There are only a few reliable ways to build serious wealth as an investor. You can own productive businesses or scarce assets, and/or give your portfolio's compounding an unreasonably long runway to work its magic. Retirement investors can do all three, in spirit, by owning a single, simple exchange-traded fund (ETF) that places a scarce asset with standard financial industry plumbing.

That ETF is the iShares Bitcoin Trust (IBIT -1.64%). It strips the complexity out of owning Bitcoin (BTC -0.99%), keeps the fees low, and mirrors the coin's price, all within a brokerage account you already use every day. If your aim is a durable path toward a portfolio worth $5 million over a period of between 20 to 30 years, there's a path here. Below, I'll take a look at what you will need to do.

A rainbow Bitcoin logo rests on a circuit board that's alight with electricity.

Image source: Getty Images.

Why this plan could work

The iShares Bitcoin Trust is a spot Bitcoin ETF, meaning it's tied to current market prices for Bitcoin. It holds only Bitcoin and charges a reasonable and low expense ratio of 0.25%, charging $2.50 for every $1,000 invested. The trust's mandate is straightforward, as it's designed to track Bitcoin's market price and provide exposure to it for investors, minus fees and expenses.

Scarcity is at the core of the investment thesis for Bitcoin, so you need to understand how and why it works the best over long time periods.

Bitcoin has a hard cap of 21 million coins, with new issuance programmatically cut in half roughly every four years via a process called the halving. After the April 2024 halving, only about 450 bitcoins are mined each day.

Scarcity at the asset level means Bitcoin's long-run supply growth is now below 1% annually, which makes the cryptocurrency even rarer than gold's historical 2% mining-supply growth. In 2028, there will be another halving, constraining supply even further -- and another in 2032, and then again about every four years afterward until every last Bitcoin of the 21 millions coins has been mined.

The longer you hold the ETF, the more time there will be for your slice of a relatively small pie to become more and more valuable. That positions Bitcoin in stark contrast to fiat currency, which, during the decades between now and when you retire, is likely to lose a large amount of its purchasing power. Therefore, when you buy the iShares Bitcoin Trust, you're also buying a decent hedge against inflation.

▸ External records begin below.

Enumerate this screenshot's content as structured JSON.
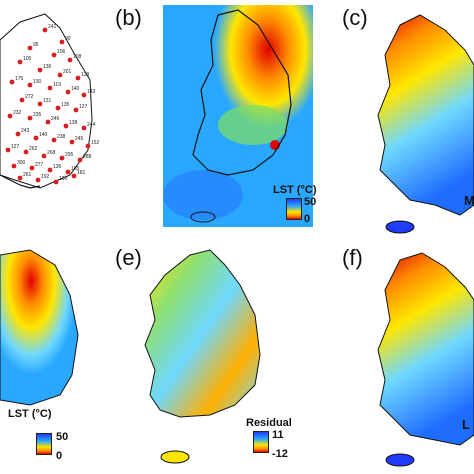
{
  "panels": [
    {
      "letter": "",
      "type": "stations"
    },
    {
      "letter": "(b)",
      "type": "interpolated"
    },
    {
      "letter": "(c)",
      "type": "modis"
    },
    {
      "letter": "",
      "type": "interpolated"
    },
    {
      "letter": "(e)",
      "type": "residual"
    },
    {
      "letter": "(f)",
      "type": "final"
    }
  ],
  "legend_b": {
    "title": "LST (°C)",
    "max": "50",
    "min": "0"
  },
  "legend_d": {
    "title": "LST (°C)",
    "max": "50",
    "min": "0"
  },
  "legend_e": {
    "title": "Residual",
    "max": "11",
    "min": "-12"
  },
  "partial_text": {
    "c": "M",
    "f": "L"
  },
  "station_numbers": [
    "241",
    "90",
    "95",
    "106",
    "108",
    "105",
    "136",
    "201",
    "129",
    "175",
    "130",
    "119",
    "140",
    "143",
    "272",
    "131",
    "135",
    "127",
    "232",
    "235",
    "246",
    "138",
    "244",
    "243",
    "140",
    "238",
    "245",
    "152",
    "127",
    "262",
    "268",
    "295",
    "288",
    "300",
    "277",
    "136",
    "165",
    "261",
    "192",
    "190",
    "181"
  ],
  "colors": {
    "hot": "#e00000",
    "warm": "#ff8c00",
    "yellow": "#ffe600",
    "cool": "#2aa8ff",
    "cold": "#1f3cff",
    "station": "#d81e1e",
    "outline": "#111111"
  }
}
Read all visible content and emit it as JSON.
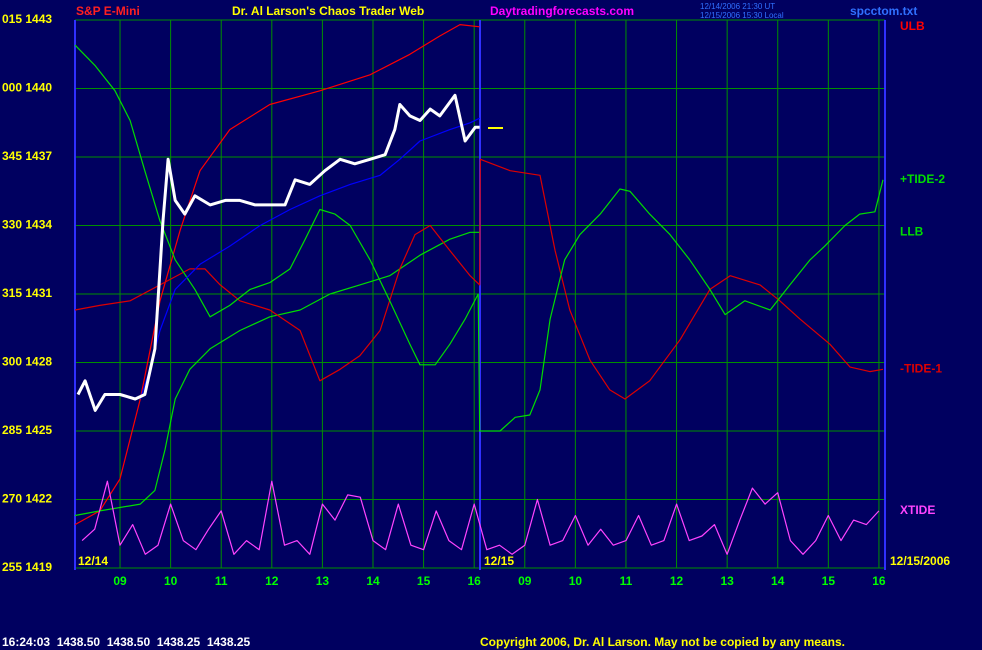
{
  "chart_data": {
    "type": "line",
    "title": "Dr. Al Larson's Chaos Trader Web",
    "symbol": "S&P E-Mini",
    "site": "Daytradingforecasts.com",
    "timestamps": [
      "12/14/2006 21:30 UT",
      "12/15/2006 15:30 Local"
    ],
    "file": "spcctom.txt",
    "date_labels": [
      "12/14",
      "12/15",
      "12/15/2006"
    ],
    "status": "16:24:03  1438.50  1438.50  1438.25  1438.25",
    "copyright": "Copyright 2006, Dr. Al Larson. May not be copied by any means.",
    "grid": true,
    "xlim": [
      8.11,
      24.12
    ],
    "ylim": [
      1419,
      1443
    ],
    "xticks": [
      {
        "value": 9,
        "label": "09"
      },
      10,
      11,
      12,
      13,
      14,
      15,
      16,
      {
        "value": 17,
        "label": "09"
      },
      {
        "value": 18,
        "label": "10"
      },
      {
        "value": 19,
        "label": "11"
      },
      {
        "value": 20,
        "label": "12"
      },
      {
        "value": 21,
        "label": "13"
      },
      {
        "value": 22,
        "label": "14"
      },
      {
        "value": 23,
        "label": "15"
      },
      {
        "value": 24,
        "label": "16"
      }
    ],
    "yticks": [
      {
        "value": 1443,
        "label": "015 1443"
      },
      {
        "value": 1440,
        "label": "000 1440"
      },
      {
        "value": 1437,
        "label": "345 1437"
      },
      {
        "value": 1434,
        "label": "330 1434"
      },
      {
        "value": 1431,
        "label": "315 1431"
      },
      {
        "value": 1428,
        "label": "300 1428"
      },
      {
        "value": 1425,
        "label": "285 1425"
      },
      {
        "value": 1422,
        "label": "270 1422"
      },
      {
        "value": 1419,
        "label": "255 1419"
      }
    ],
    "series": [
      {
        "color": "#ff0000",
        "name": "ULB",
        "x": [
          8.11,
          8.6,
          9,
          9.4,
          9.79,
          10.19,
          10.58,
          11.17,
          11.96,
          12.95,
          13.94,
          14.73,
          15.32,
          15.72,
          16.11
        ],
        "values": [
          1420.9,
          1421.5,
          1422.9,
          1426.4,
          1430.7,
          1433.8,
          1436.4,
          1438.2,
          1439.3,
          1439.9,
          1440.6,
          1441.5,
          1442.3,
          1442.8,
          1442.7
        ]
      },
      {
        "color": "#00dd00",
        "name": "LLB",
        "x": [
          8.11,
          8.6,
          9.4,
          9.69,
          9.89,
          10.09,
          10.38,
          10.78,
          11.37,
          11.96,
          12.56,
          13.15,
          13.74,
          14.33,
          14.93,
          15.52,
          15.92,
          16.11
        ],
        "values": [
          1421.3,
          1421.5,
          1421.8,
          1422.4,
          1424.2,
          1426.4,
          1427.7,
          1428.6,
          1429.4,
          1430.0,
          1430.3,
          1431.0,
          1431.4,
          1431.8,
          1432.7,
          1433.4,
          1433.7,
          1433.7
        ]
      },
      {
        "color": "#dd0000",
        "name": "-TIDE-1",
        "x": [
          8.11,
          8.6,
          9.2,
          9.79,
          10.38,
          10.68,
          10.98,
          11.37,
          11.96,
          12.56,
          12.95,
          13.35,
          13.74,
          14.14,
          14.53,
          14.83,
          15.13,
          15.52,
          15.92,
          16.11,
          16.12,
          16.71,
          17.3,
          17.6,
          17.89,
          18.29,
          18.68,
          18.98,
          19.47,
          20.07,
          20.66,
          21.06,
          21.65,
          22.04,
          22.44,
          23.03,
          23.43,
          23.82,
          24.08
        ],
        "values": [
          1430.3,
          1430.5,
          1430.7,
          1431.4,
          1432.1,
          1432.1,
          1431.4,
          1430.7,
          1430.3,
          1429.4,
          1427.2,
          1427.7,
          1428.3,
          1429.4,
          1432.1,
          1433.6,
          1434.0,
          1432.9,
          1431.8,
          1431.4,
          1436.9,
          1436.4,
          1436.2,
          1432.9,
          1430.3,
          1428.1,
          1426.8,
          1426.4,
          1427.2,
          1429.0,
          1431.2,
          1431.8,
          1431.4,
          1430.7,
          1429.9,
          1428.8,
          1427.8,
          1427.6,
          1427.7
        ]
      },
      {
        "color": "#00dd00",
        "name": "+TIDE-2",
        "x": [
          8.11,
          8.51,
          8.9,
          9.2,
          9.49,
          9.79,
          10.09,
          10.48,
          10.78,
          11.17,
          11.57,
          11.96,
          12.36,
          12.66,
          12.95,
          13.25,
          13.55,
          13.94,
          14.33,
          14.73,
          14.93,
          15.23,
          15.52,
          15.82,
          16.08,
          16.11,
          16.51,
          16.81,
          17.1,
          17.3,
          17.5,
          17.79,
          18.09,
          18.49,
          18.88,
          19.08,
          19.47,
          19.87,
          20.26,
          20.66,
          20.96,
          21.35,
          21.85,
          22.24,
          22.64,
          22.93,
          23.33,
          23.62,
          23.92,
          24.08
        ],
        "values": [
          1441.9,
          1441.0,
          1439.9,
          1438.6,
          1436.4,
          1434.2,
          1432.5,
          1431.2,
          1430.0,
          1430.5,
          1431.2,
          1431.5,
          1432.1,
          1433.4,
          1434.7,
          1434.5,
          1434.0,
          1432.5,
          1430.7,
          1428.8,
          1427.9,
          1427.9,
          1428.8,
          1429.9,
          1431.0,
          1425.0,
          1425.0,
          1425.6,
          1425.7,
          1426.8,
          1429.9,
          1432.5,
          1433.6,
          1434.5,
          1435.6,
          1435.5,
          1434.5,
          1433.6,
          1432.5,
          1431.2,
          1430.1,
          1430.7,
          1430.3,
          1431.4,
          1432.5,
          1433.1,
          1434.0,
          1434.5,
          1434.6,
          1436.0
        ]
      },
      {
        "color": "#ff44ff",
        "name": "XTIDE",
        "x": [
          8.25,
          8.5,
          8.75,
          9,
          9.25,
          9.5,
          9.75,
          10,
          10.25,
          10.5,
          10.75,
          11,
          11.25,
          11.5,
          11.75,
          12,
          12.25,
          12.5,
          12.75,
          13,
          13.25,
          13.5,
          13.75,
          14,
          14.25,
          14.5,
          14.75,
          15,
          15.25,
          15.5,
          15.75,
          16,
          16.25,
          16.5,
          16.75,
          17,
          17.25,
          17.5,
          17.75,
          18,
          18.25,
          18.5,
          18.75,
          19,
          19.25,
          19.5,
          19.75,
          20,
          20.25,
          20.5,
          20.75,
          21,
          21.25,
          21.5,
          21.75,
          22,
          22.25,
          22.5,
          22.75,
          23,
          23.25,
          23.5,
          23.75,
          24
        ],
        "values": [
          1420.2,
          1420.7,
          1422.8,
          1420.0,
          1420.9,
          1419.6,
          1420.0,
          1421.8,
          1420.2,
          1419.8,
          1420.7,
          1421.5,
          1419.6,
          1420.2,
          1419.8,
          1422.8,
          1420.0,
          1420.2,
          1419.6,
          1421.8,
          1421.1,
          1422.2,
          1422.1,
          1420.2,
          1419.8,
          1421.8,
          1420.0,
          1419.8,
          1421.5,
          1420.2,
          1419.8,
          1421.8,
          1419.8,
          1420.0,
          1419.6,
          1420.0,
          1422.0,
          1420.0,
          1420.2,
          1421.3,
          1420.0,
          1420.7,
          1420.0,
          1420.2,
          1421.3,
          1420.0,
          1420.2,
          1421.8,
          1420.2,
          1420.4,
          1420.9,
          1419.6,
          1421.1,
          1422.5,
          1421.8,
          1422.3,
          1420.2,
          1419.6,
          1420.2,
          1421.3,
          1420.2,
          1421.1,
          1420.9,
          1421.5
        ]
      },
      {
        "color": "#0000ff",
        "x": [
          9.4,
          9.59,
          9.79,
          10.09,
          10.58,
          11.17,
          11.77,
          12.36,
          12.95,
          13.55,
          14.14,
          14.53,
          14.93,
          15.52,
          15.92,
          16.11
        ],
        "values": [
          1426.4,
          1427.7,
          1429.4,
          1431.2,
          1432.3,
          1433.1,
          1434.0,
          1434.7,
          1435.3,
          1435.8,
          1436.2,
          1436.9,
          1437.7,
          1438.2,
          1438.5,
          1438.7
        ]
      },
      {
        "color": "#ffffff",
        "x": [
          8.17,
          8.31,
          8.51,
          8.7,
          9.0,
          9.3,
          9.49,
          9.69,
          9.79,
          9.85,
          9.95,
          10.09,
          10.28,
          10.48,
          10.78,
          11.08,
          11.37,
          11.67,
          11.96,
          12.26,
          12.46,
          12.75,
          13.05,
          13.35,
          13.64,
          13.94,
          14.24,
          14.43,
          14.53,
          14.73,
          14.93,
          15.13,
          15.32,
          15.62,
          15.82,
          16.02,
          16.11
        ],
        "values": [
          1426.6,
          1427.2,
          1425.9,
          1426.6,
          1426.6,
          1426.4,
          1426.6,
          1428.6,
          1432.1,
          1434.2,
          1436.9,
          1435.1,
          1434.5,
          1435.3,
          1434.9,
          1435.1,
          1435.1,
          1434.9,
          1434.9,
          1434.9,
          1436.0,
          1435.8,
          1436.4,
          1436.9,
          1436.7,
          1436.9,
          1437.1,
          1438.2,
          1439.3,
          1438.8,
          1438.6,
          1439.1,
          1438.8,
          1439.7,
          1437.7,
          1438.3,
          1438.3
        ]
      }
    ]
  }
}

But Bitcoin and the Bitcoin ETF aren't perfect investments, either. Volatility is the toll you will pay, in addition to the ETF's fees. Bitcoin has a history of 40% to 80% declines, and investing in an ETF won't change that.

This is an asset that can expose holders to large and rapid losses. The way to soldier through is position sizing, patience, and a rules-based buying plan that doesn't depend on your mood. 

How to make a 20-year plan

If the thesis for buying Bitcoin is based around scarcity, the process for making retirement money with it (and, by extension, the iShares Bitcoin Trust) is discipline plus time. A practical approach is dollar-cost averaging (DCA). When you DCA, you buy a fixed dollar amount of the Bitcoin ETF at regular intervals, no matter what the headlines say and the price is doing.

In practice, the plan can be very simple. First, pick your cadence and contribution. I buy on a weekly basis, but a monthly basis could work fine, too. Revisit the amount annually if your income rises.

Second, pick the kind of account in which to hold your assets. Holding the iShares Bitcoin Trust in a tax-advantaged account can shield your distributions and reduce realized gains, while a taxable account offers flexibility but adds a record-keeping and tax burden. Review fees and trading costs before deciding, then keep changes to a minimum.

Third, and finally, don't sell your ETF shares once you've purchased them. This step sounds easy but is actually the hardest to do over time.

Assuming that Bitcoin's scarcity and demand continue to compound, a 20% compound annual growth rate (CAGR) over the course of two or three decades, while far from guaranteed, would put an investor contributing roughly $1,500 per month on a plausible path toward $5 million. In historical terms, that CAGR estimate is far below what Bitcoin has actually achieved on an annual basis thus far, but it's important to be conservative with these estimates. The future won't look like the past, and your mileage will vary, but the mechanism is for constrained new supply plus persistent new buyers to support the asset's long-run price appreciation.

If you want a simple path to give yourself a shot at a seven-figure nest egg for retirement, automate your iShares Bitcoin ETF purchases and size the position so you can sleep at night. Then, let time, scarcity, and discipline do the compounding for you.